At the same time she is expounding upon this point Woolf is also explaining the antidote. Woolf shows us that by not limiting what defines our self identity to the familiar but by also allowing our desires and the experiences of others to shape our person, we can avoid being lost in the flurry of street- wandering in London. At first, Woolf limits herself to what can be gleaned in glimpses but eventually she lets herself imagine and think and in that context she truly finds meaning and pleasure. We see that it is our innermost thoughts and experiences whether real or imaginary that influence us most and that by finding our connection to the crowd we discover true freedom and escape.
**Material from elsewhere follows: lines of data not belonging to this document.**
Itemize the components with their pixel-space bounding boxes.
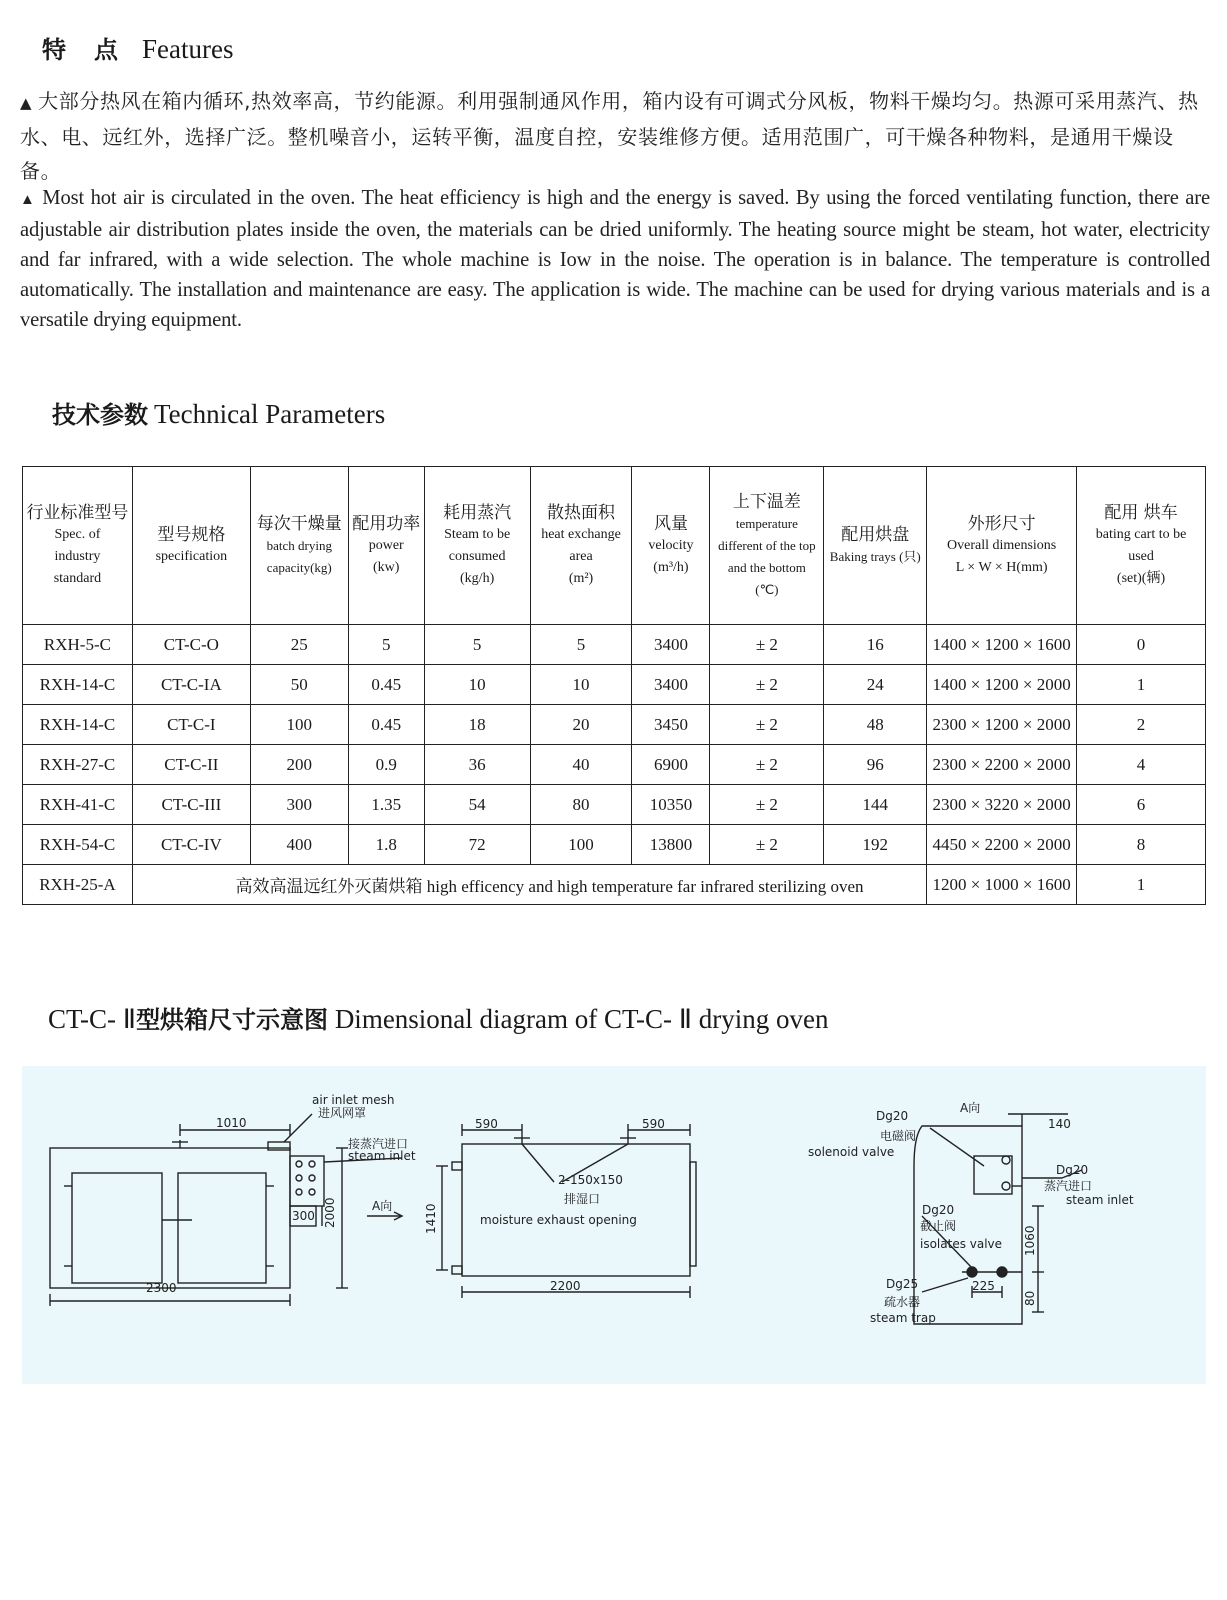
cell-dimensions: 2300 × 3220 × 2000 (927, 785, 1077, 825)
label-dg20-isolate: Dg20 (922, 1203, 955, 1217)
technical-heading-en: Technical Parameters (154, 399, 386, 429)
solenoid-valve-icon (1002, 1156, 1010, 1164)
label-steam-in-en: steam inlet (1066, 1193, 1134, 1207)
cell-capacity: 400 (250, 825, 348, 865)
cell-spec: CT-C-III (132, 785, 250, 825)
cell-steam: 18 (424, 705, 530, 745)
header-overall-dimensions: 外形尺寸 Overall dimensions L × W × H(mm) (927, 467, 1077, 625)
label-steam-inlet-zh: 接蒸汽进口 (348, 1137, 409, 1151)
table-row-sterilizing-oven (23, 865, 1206, 905)
air-inlet-mesh-icon (268, 1142, 290, 1150)
cell-capacity: 100 (250, 705, 348, 745)
header-heat-exchange-area: 散热面积 heat exchange area (m²) (530, 467, 632, 625)
label-dim-2000: 2000 (323, 1197, 337, 1228)
cell-velocity: 13800 (632, 825, 710, 865)
cell-velocity: 6900 (632, 745, 710, 785)
label-dim-1010: 1010 (216, 1116, 247, 1130)
header-temperature-difference: 上下温差 temperature different of the top and the bottom (℃) (710, 467, 824, 625)
cell-trays: 144 (824, 785, 927, 825)
features-heading (42, 30, 233, 65)
cell-description (132, 865, 926, 905)
cell-velocity: 3400 (632, 625, 710, 665)
cell-power: 0.45 (348, 665, 424, 705)
cell-dimensions: 4450 × 2200 × 2000 (927, 825, 1077, 865)
cell-cart: 0 (1077, 625, 1206, 665)
cell-power: 0.45 (348, 705, 424, 745)
cell-trays: 96 (824, 745, 927, 785)
header-baking-trays: 配用烘盘 Baking trays (只) (824, 467, 927, 625)
cell-temp-diff: ± 2 (710, 825, 824, 865)
label-air-inlet-en: air inlet mesh (312, 1093, 395, 1107)
cell-power: 0.9 (348, 745, 424, 785)
front-door-left (72, 1173, 162, 1283)
cell-velocity: 3450 (632, 705, 710, 745)
cell-cart: 1 (1077, 665, 1206, 705)
fan-box-icon (290, 1156, 324, 1206)
cell-steam: 36 (424, 745, 530, 785)
label-moisture-zh: 排湿口 (564, 1192, 601, 1206)
label-dg25: Dg25 (886, 1277, 919, 1291)
table-row (23, 745, 1206, 785)
cell-model: RXH-54-C (23, 825, 133, 865)
cell-model: RXH-14-C (23, 705, 133, 745)
cell-spec: CT-C-IV (132, 825, 250, 865)
cell-trays: 24 (824, 665, 927, 705)
cell-area: 80 (530, 785, 632, 825)
table-row (23, 705, 1206, 745)
table-row (23, 825, 1206, 865)
cell-dimensions: 2300 × 1200 × 2000 (927, 705, 1077, 745)
cell-area: 10 (530, 665, 632, 705)
label-moisture-en: moisture exhaust opening (480, 1213, 637, 1227)
features-heading-zh: 特 点 (42, 36, 120, 64)
label-dim-140: 140 (1048, 1117, 1071, 1131)
cell-steam: 54 (424, 785, 530, 825)
label-trap-en: steam trap (870, 1311, 936, 1325)
table-row (23, 625, 1206, 665)
cell-capacity: 200 (250, 745, 348, 785)
header-baking-cart: 配用 烘车 bating cart to be used (set)(辆) (1077, 467, 1206, 625)
cell-cart: 4 (1077, 745, 1206, 785)
description-zh: 高效高温远红外灭菌烘箱 (235, 877, 423, 897)
cell-dimensions: 2300 × 2200 × 2000 (927, 745, 1077, 785)
bullet-triangle-icon: ▲ (20, 94, 33, 112)
label-direction-a-piping: A向 (960, 1101, 981, 1115)
label-steam-inlet-en: steam inlet (348, 1149, 416, 1163)
cell-dimensions: 1400 × 1200 × 2000 (927, 665, 1077, 705)
header-velocity: 风量 velocity (m³/h) (632, 467, 710, 625)
cell-spec: CT-C-IA (132, 665, 250, 705)
cell-velocity: 10350 (632, 785, 710, 825)
cell-area: 20 (530, 705, 632, 745)
label-trap-zh: 疏水器 (884, 1295, 921, 1309)
table-row (23, 785, 1206, 825)
description-en: high efficency and high temperature far infrared sterilizing oven (426, 877, 864, 896)
cell-area: 100 (530, 825, 632, 865)
bullet-triangle-icon: ▲ (20, 192, 37, 208)
technical-parameters-table (22, 466, 1206, 905)
cell-power: 1.8 (348, 825, 424, 865)
cell-temp-diff: ± 2 (710, 785, 824, 825)
cell-capacity: 300 (250, 785, 348, 825)
label-opening-size: 2-150x150 (558, 1173, 623, 1187)
diagram-heading-prefix: CT-C- Ⅱ (48, 1004, 137, 1034)
cell-model: RXH-27-C (23, 745, 133, 785)
label-isolate-zh: 截止阀 (920, 1219, 957, 1233)
cell-trays: 16 (824, 625, 927, 665)
cell-cart: 6 (1077, 785, 1206, 825)
cell-temp-diff: ± 2 (710, 625, 824, 665)
cell-temp-diff: ± 2 (710, 665, 824, 705)
cell-trays: 48 (824, 705, 927, 745)
cell-power: 5 (348, 625, 424, 665)
cell-model: RXH-14-C (23, 665, 133, 705)
dimensional-diagram (22, 1066, 1206, 1384)
label-dim-590-right: 590 (642, 1117, 665, 1131)
label-dim-225: 225 (972, 1279, 995, 1293)
features-paragraph-en (20, 183, 1210, 335)
label-dg20-steam: Dg20 (1056, 1163, 1089, 1177)
label-dim-80: 80 (1023, 1290, 1037, 1306)
cell-model: RXH-41-C (23, 785, 133, 825)
cell-area: 5 (530, 625, 632, 665)
features-paragraph-zh (20, 84, 1210, 188)
label-steam-in-zh: 蒸汽进口 (1044, 1179, 1093, 1193)
cell-cart: 1 (1077, 865, 1206, 905)
label-dim-1410: 1410 (424, 1203, 438, 1234)
side-view-body (462, 1144, 690, 1276)
label-dim-300: 300 (292, 1209, 315, 1223)
dimensional-diagram-svg (22, 1066, 1206, 1384)
front-view-body (50, 1148, 290, 1288)
cell-trays: 192 (824, 825, 927, 865)
cell-capacity: 25 (250, 625, 348, 665)
cell-cart: 2 (1077, 705, 1206, 745)
header-batch-capacity: 每次干燥量 batch drying capacity(kg) (250, 467, 348, 625)
cell-temp-diff: ± 2 (710, 705, 824, 745)
diagram-heading (48, 1000, 829, 1035)
cell-capacity: 50 (250, 665, 348, 705)
cell-temp-diff: ± 2 (710, 745, 824, 785)
diagram-heading-en: Dimensional diagram of CT-C- Ⅱ drying oven (334, 1004, 829, 1034)
header-industry-standard: 行业标准型号 Spec. of industry standard (23, 467, 133, 625)
diagram-heading-zh: 型烘箱尺寸示意图 (136, 1006, 329, 1034)
label-air-inlet-zh: 进风网罩 (318, 1106, 367, 1120)
cell-spec: CT-C-I (132, 705, 250, 745)
cell-spec: CT-C-O (132, 625, 250, 665)
front-door-right (178, 1173, 266, 1283)
cell-velocity: 3400 (632, 665, 710, 705)
cell-steam: 10 (424, 665, 530, 705)
cell-dimensions: 1200 × 1000 × 1600 (927, 865, 1077, 905)
cell-area: 40 (530, 745, 632, 785)
table-row (23, 665, 1206, 705)
label-solenoid-en: solenoid valve (808, 1145, 895, 1159)
features-text-en: Most hot air is circulated in the oven. The heat efficiency is high and the energy is saved. By using the forced ventilating function, there are adjustable air distribution plates inside the oven, the materials can be dried uniformly. The heating source might be steam, hot water, electricity and far infrared, with a wide selection. The whole machine is Iow in the noise. The operation is in balance. The temperature is controlled automatically. The installation and maintenance are easy. The application is wide. The machine can be used for drying various materials and is a versatile drying equipment. (20, 187, 1210, 331)
table-header-row (23, 467, 1206, 625)
cell-dimensions: 1400 × 1200 × 1600 (927, 625, 1077, 665)
technical-heading-zh: 技术参数 (52, 401, 148, 429)
features-heading-en: Features (142, 34, 234, 64)
features-text-zh: 大部分热风在箱内循环,热效率高，节约能源。利用强制通风作用，箱内设有可调式分风板，物料干燥均匀。热源可采用蒸汽、热水、电、远红外，选择广泛。整机噪音小，运转平衡，温度自控，安装维修方便。适用范围广，可干燥各种物料，是通用干燥设备。 (20, 89, 1199, 183)
cell-steam: 72 (424, 825, 530, 865)
label-dg20-solenoid: Dg20 (876, 1109, 909, 1123)
label-dim-590-left: 590 (475, 1117, 498, 1131)
cell-model: RXH-25-A (23, 865, 133, 905)
label-solenoid-zh: 电磁阀 (880, 1129, 917, 1143)
header-steam-consumed: 耗用蒸汽 Steam to be consumed (kg/h) (424, 467, 530, 625)
label-direction-a: A向 (372, 1199, 393, 1213)
label-isolate-en: isolates valve (920, 1237, 1003, 1251)
cell-power: 1.35 (348, 785, 424, 825)
label-dim-1060: 1060 (1023, 1225, 1037, 1256)
cell-steam: 5 (424, 625, 530, 665)
cell-spec: CT-C-II (132, 745, 250, 785)
header-specification: 型号规格 specification (132, 467, 250, 625)
header-power: 配用功率 power (kw) (348, 467, 424, 625)
cell-model: RXH-5-C (23, 625, 133, 665)
label-dim-2200: 2200 (550, 1279, 581, 1293)
cell-cart: 8 (1077, 825, 1206, 865)
label-dim-2300: 2300 (146, 1281, 177, 1295)
technical-heading (52, 395, 385, 430)
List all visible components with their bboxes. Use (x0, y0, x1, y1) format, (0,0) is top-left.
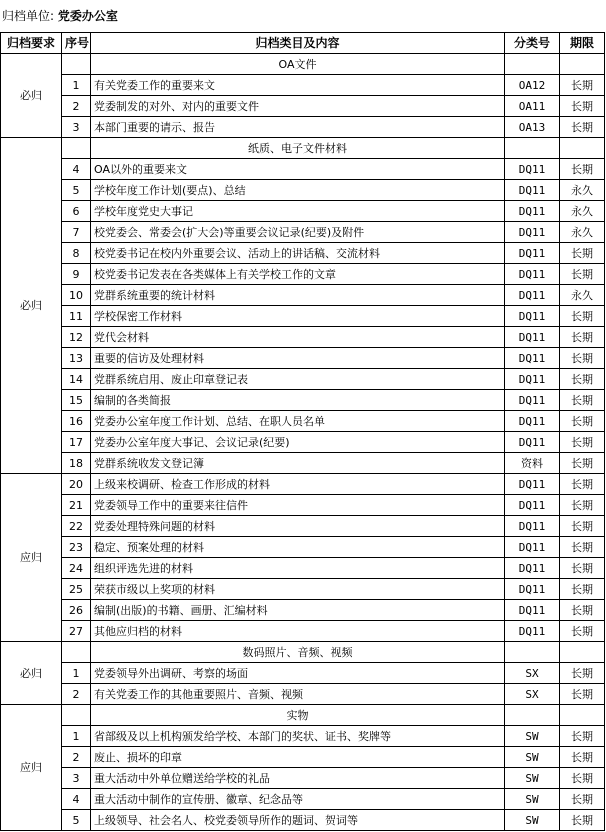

Near the end of the essay, Woolf emphasizes the importance of connectedness in our identity and experiences saying “And what greater delight and wonder can there be than to leave the straight lines of personality and deviate into those footpaths that lead beneath brambles and thick tree trunks into the heart of the forest where live those wild beasts, our fellow men?” Woolf encourages us to dig past surface appearances and find where we connect to our surroundings because it is only in this way that we achieve a true identity and effective escape at the same time.
“Street Haunting: A London Adventure” impacted me for several reasons. I was drawn into the story by Woolf’s brilliant depictions and identified with the open emotions she conveyed. Woolf’s exploration of true beauty stood out to me because I tend to deem things beautiful that are unique or have sentimental value over things that are perfectly visually pleasing. I felt like I journeyed alongside Woolf as she evolved from detachment in identity and observation to a more connected stance. Most of all, the theme of escape in Woolf’s essay spoke to me. I enjoyed seeing how Woolf struggled so hard to elude her thoughts only to discover their importance in the end. I felt as Woolf must have as she wandered the streets of London on that winter night while reading this essay. I banished my more analytical thoughts at the beginning of the essay in order to truly appreciate the beauty of Woolf’s descriptions, but, as the essay progressed, I realized that there was so much more to the scenes than what can be gleaned from near subconscious reactions. I had to slowly let in my perceptive thinking in order to fully understand the import of Woolf’s accounts and achieved a rich experience that I had not expected.

2 comments:

angrycookies said...

Good work, i like your detailed analysis

Alex Mitchell said...

Loved this response, much like I loved Street Haunting itself.